A parallel with the Fukushima Daiichi nuclear power plant disaster
Seven years after the Fukushima nuclear power plant in Japan was destroyed by an earthquake and a tsunami, there are still lethal levels of radiation being detected.
As it is, Kenya is decades behind in terms of technology and the idea that nuclear power would be the panacea to the power problems in the country is misplaced.
What would happen if a disaster in the magnitude of what happened in Kenya struck?
While these fears may be addressed on paper, putting them into practice is another whole new thing altogether.
Kenya’s economic development blueprint from the 70s was implemented by the Asian Tigers and they are now decades ahead. Their GDP and other measures of success show they have managed to propel their countries forward while Kenya stagnates. The Vision 2030 is just a few years away and it may not be achieved.
So, why do we think it will be different with nuclear power?
In the bid issued by the KNEB, requirements are for site characterization to develop an understanding of the geologic, hydrologic and engineering properties at the site. This includes soil type, rock, groundwater and the spatial and temporal assessment if contaminants are present.

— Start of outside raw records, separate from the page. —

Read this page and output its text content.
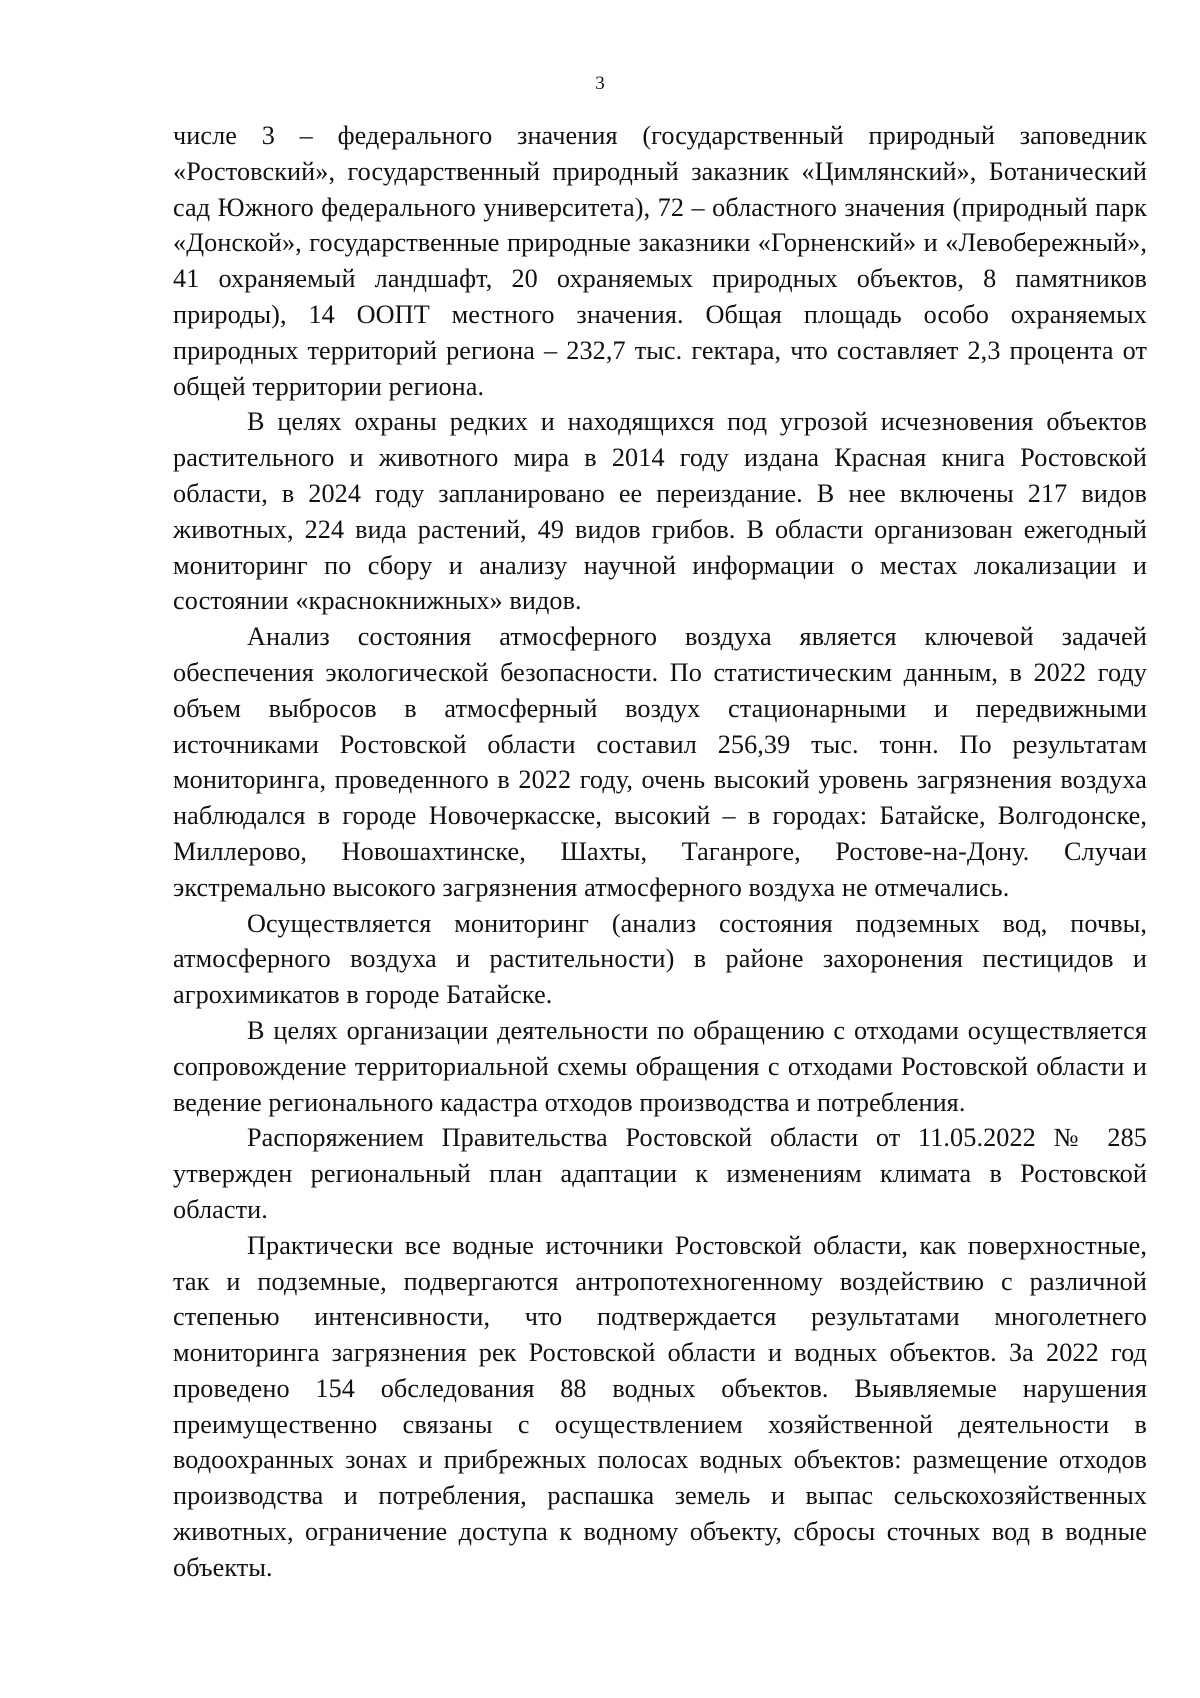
3

числе 3 – федерального значения (государственный природный заповедник «Ростовский», государственный природный заказник «Цимлянский», Ботанический сад Южного федерального университета), 72 – областного значения (природный парк «Донской», государственные природные заказники «Горненский» и «Левобережный», 41 охраняемый ландшафт, 20 охраняемых природных объектов, 8 памятников природы), 14 ООПТ местного значения. Общая площадь особо охраняемых природных территорий региона – 232,7 тыс. гектара, что составляет 2,3 процента от общей территории региона.

В целях охраны редких и находящихся под угрозой исчезновения объектов растительного и животного мира в 2014 году издана Красная книга Ростовской области, в 2024 году запланировано ее переиздание. В нее включены 217 видов животных, 224 вида растений, 49 видов грибов. В области организован ежегодный мониторинг по сбору и анализу научной информации о местах локализации и состоянии «краснокнижных» видов.

Анализ состояния атмосферного воздуха является ключевой задачей обеспечения экологической безопасности. По статистическим данным, в 2022 году объем выбросов в атмосферный воздух стационарными и передвижными источниками Ростовской области составил 256,39 тыс. тонн. По результатам мониторинга, проведенного в 2022 году, очень высокий уровень загрязнения воздуха наблюдался в городе Новочеркасске, высокий – в городах: Батайске, Волгодонске, Миллерово, Новошахтинске, Шахты, Таганроге, Ростове-на-Дону. Случаи экстремально высокого загрязнения атмосферного воздуха не отмечались.

Осуществляется мониторинг (анализ состояния подземных вод, почвы, атмосферного воздуха и растительности) в районе захоронения пестицидов и агрохимикатов в городе Батайске.

В целях организации деятельности по обращению с отходами осуществляется сопровождение территориальной схемы обращения с отходами Ростовской области и ведение регионального кадастра отходов производства и потребления.

Распоряжением Правительства Ростовской области от 11.05.2022 № 285 утвержден региональный план адаптации к изменениям климата в Ростовской области.

Практически все водные источники Ростовской области, как поверхностные, так и подземные, подвергаются антропотехногенному воздействию с различной степенью интенсивности, что подтверждается результатами многолетнего мониторинга загрязнения рек Ростовской области и водных объектов. За 2022 год проведено 154 обследования 88 водных объектов. Выявляемые нарушения преимущественно связаны с осуществлением хозяйственной деятельности в водоохранных зонах и прибрежных полосах водных объектов: размещение отходов производства и потребления, распашка земель и выпас сельскохозяйственных животных, ограничение доступа к водному объекту, сбросы сточных вод в водные объекты.
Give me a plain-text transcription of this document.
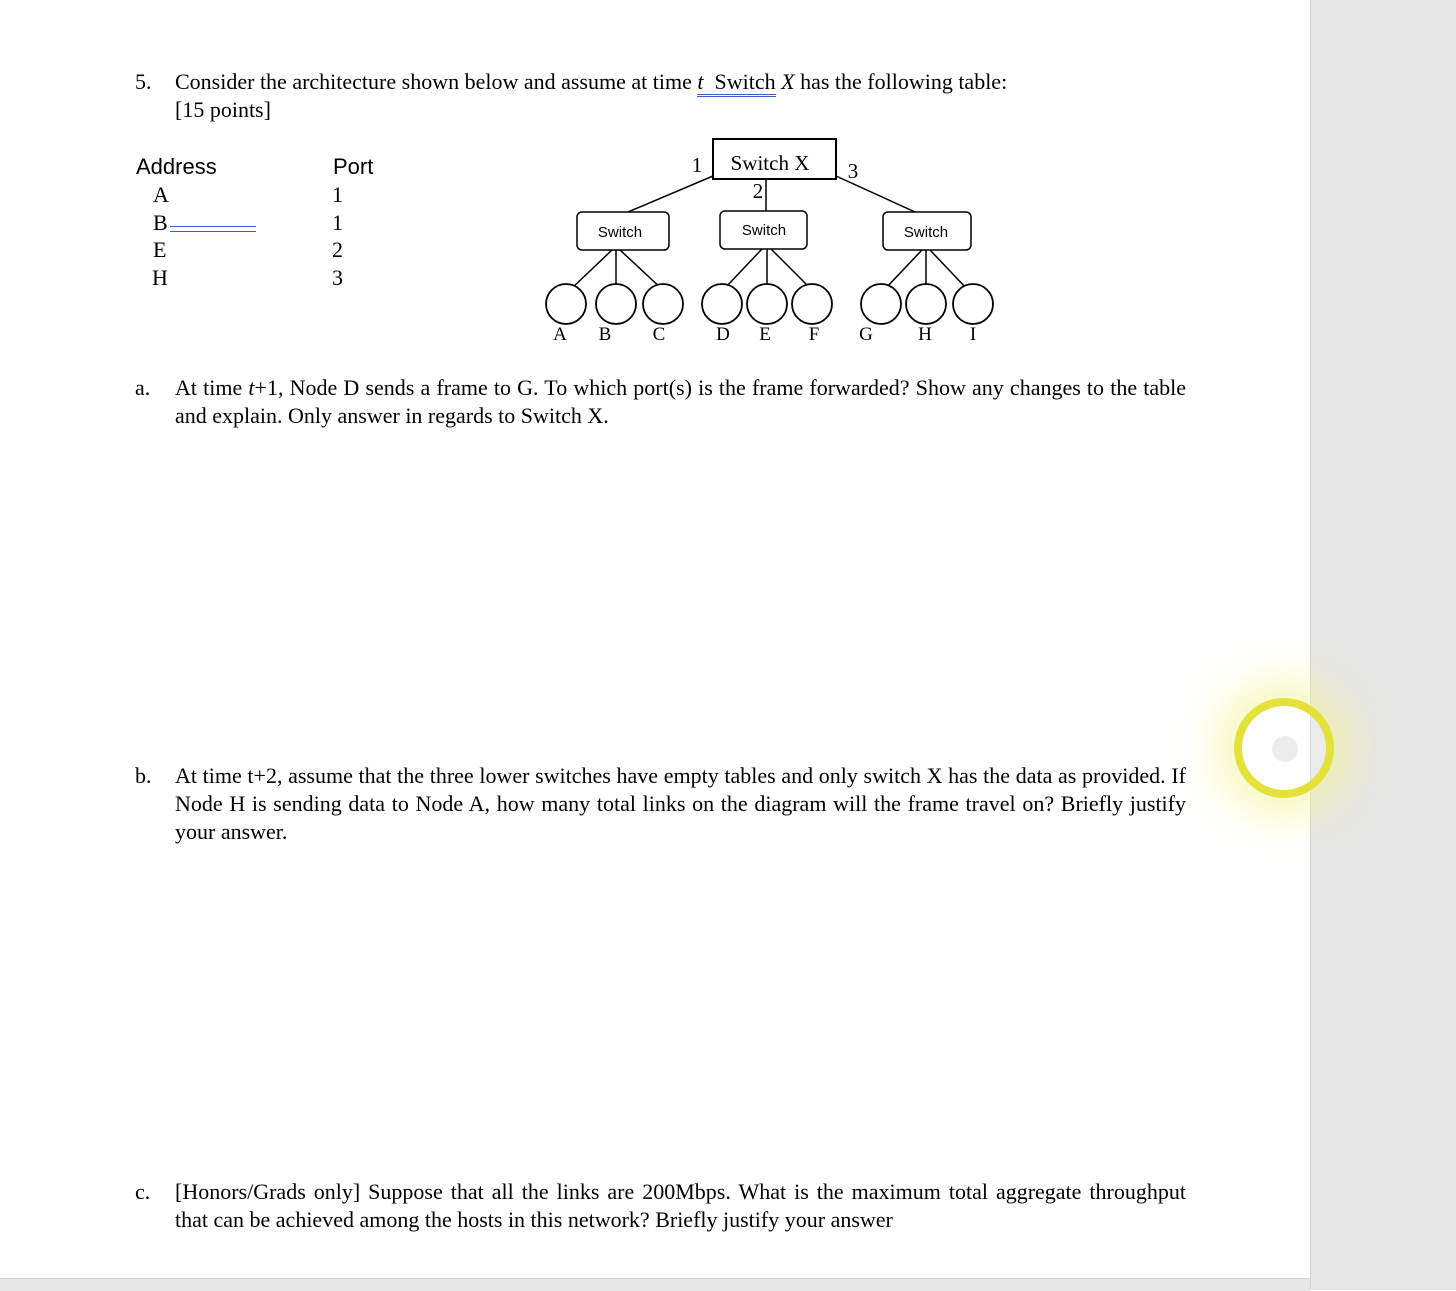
5. Consider the architecture shown below and assume at time t Switch X has the following table:
[15 points]
Address	Port
A	1
B	1
E	2
H	3
Switch X
1
2
3
Switch	Switch	Switch
A B C	D E F G H I
a. At time t+1, Node D sends a frame to G. To which port(s) is the frame forwarded? Show any changes to the table and explain. Only answer in regards to Switch X.
b. At time t+2, assume that the three lower switches have empty tables and only switch X has the data as provided. If Node H is sending data to Node A, how many total links on the diagram will the frame travel on? Briefly justify your answer.
c. [Honors/Grads only] Suppose that all the links are 200Mbps. What is the maximum total aggregate throughput that can be achieved among the hosts in this network? Briefly justify your answer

KNEB notes that it has already identified several sites where the nuclear electricity sites will be located and is seeking a company that will be able to identify the suitability of such sites against natural disasters, human activity and general security.
Decommissioning Tokyo Electric Power Company‘s (Tepco’s) Fukushima Daiichi nuclear power plant
On Tuesday, an International Atomic Energy Agency (IAEA) team of experts completed the fourth review mission towards the decommissioning of the Fukushima Daiichi Nuclear Power Station (NPS).
The International Peer Review of Japan’s Mid-and-Long-Term Roadmap towards the Decommissioning of Fukushima Daiichi Nuclear Power Station took place from 5 to 13 November 2018.
Japan has reportedly made significant progress since the accident in March 2011, advancing from an emergency situation towards a stable situation now.
The team said this achievement will now allow Japan to focus more resources on detailed planning and implementation of decommissioning activities of the whole site, with considerations extended up to completion.
In Kenya, we have seen disasters come and go without permanent resolution despite billions being set aside for such occurrences.
If floods and famines which can be mitigated are never handled well, why does the country need to add another problem and challenge in the name of power sufficiency?
According to President Uhuru Kenyatta, Kenya targets to attain 100 per cent transition to green energy by 2020 as it scales up investment in renewable energy.
Kenyatta who spoke during a roundtable discussion on “Don’t drop climate efforts” session of the Paris Peace Forum in France said that renewable energy makes up 70 per cent of Kenya’s installed electric power capacity.
And so the question begs: since Kenya has many other alternatives which have not been exploited, is nuclear energy the next best option and for who?